Stewing Portunus in salt water is only with salt. The specific method is very simple. It is also the most primitive. Only by keeping the original taste, can we taste the so-called breast meat is better than white fish. The taste of pincers is the same as that of scallops. The foot meat is as beautiful as silver fish. That yellow paste. Greasy teeth and sticky tongue. It's even more delicious. Delicious. -
Step1:Put the crabs in a large basin. Add water and a little salt. Quickly cover with a cover. Press wel
Step2:After 5 minutes, take out one by one and wash the surface with clean water and put it into the container. The former is to stimulate the crab to spit out the dirt in its stomach with salt wate
Step3:Make sure you brush it with a little brush
Step4:All washed and installed for standb
Step5:Some ginger slice
Step6:Put some cold water and salt in the pan (subject to the fact that the crabs can be submerged in the pan)
Step7:Add salt and stir a littl
Step8:Add ginger slice
Step9:The fire is burnin
Step10:Put in the crab cover and cover with a small fire to ste
Step11:Cook for 15 minutes until the crab shell is bright red.
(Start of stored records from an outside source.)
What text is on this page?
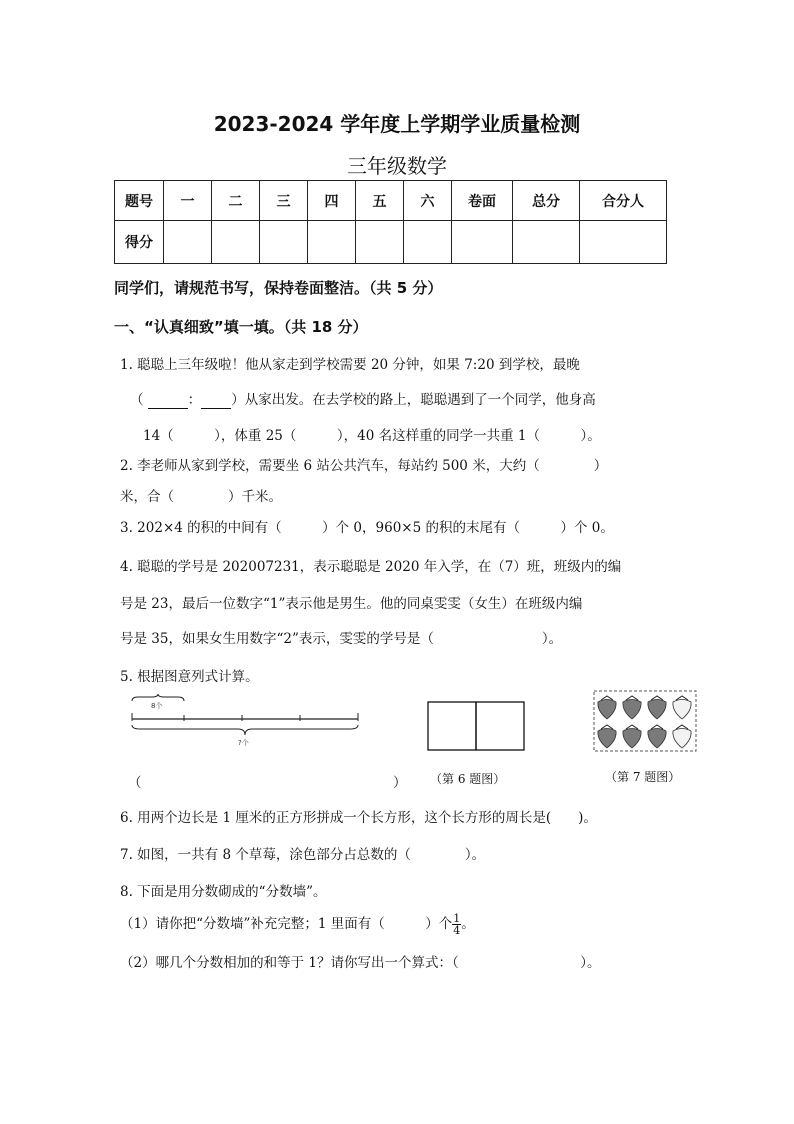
2023-2024 学年度上学期学业质量检测
三年级数学
题号	一	二	三	四	五	六	卷面	总分	合分人
得分									
同学们，请规范书写，保持卷面整洁。（共 5 分）
一、“认真细致”填一填。（共 18 分）
1. 聪聪上三年级啦！他从家走到学校需要 20 分钟，如果 7:20 到学校，最晚
（	： ）从家出发。在去学校的路上，聪聪遇到了一个同学，他身高
14（　　　），体重 25（　　　），40 名这样重的同学一共重 1（　　　）。
2. 李老师从家到学校，需要坐 6 站公共汽车，每站约 500 米，大约（　　　　）
米，合（　　　　）千米。
3. 202×4 的积的中间有（　　　）个 0，960×5 的积的末尾有（　　　）个 0。
4. 聪聪的学号是 202007231，表示聪聪是 2020 年入学，在（7）班，班级内的编
号是 23，最后一位数字“1”表示他是男生。他的同桌雯雯（女生）在班级内编
号是 35，如果女生用数字“2”表示，雯雯的学号是（　　　　　　　　）。
5. 根据图意列式计算。
8个
?个
（	） （第 6 题图）	（第 7 题图）
6. 用两个边长是 1 厘米的正方形拼成一个长方形，这个长方形的周长是(　　)。
7. 如图，一共有 8 个草莓，涂色部分占总数的（　　　　）。
8. 下面是用分数砌成的“分数墙”。
（1）请你把“分数墙”补充完整；1 里面有（　　　）个 $\frac{1}{4}$ 。
（2）哪几个分数相加的和等于 1？请你写出一个算式：（　　　　　　　　　）。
When the crab meat is mature, turn off the heat and then simmer for another 3 minutes. Take it out, as shown in the figure
Step12:For the convenience of children's eating, cut and remove the inedible part
Step13:Pendulu
Step14:Crab and vinegar are good partner
Step15:Finished product drawin
Step16:Finished product drawin
Cooking tips:There are skills in making delicious dishes.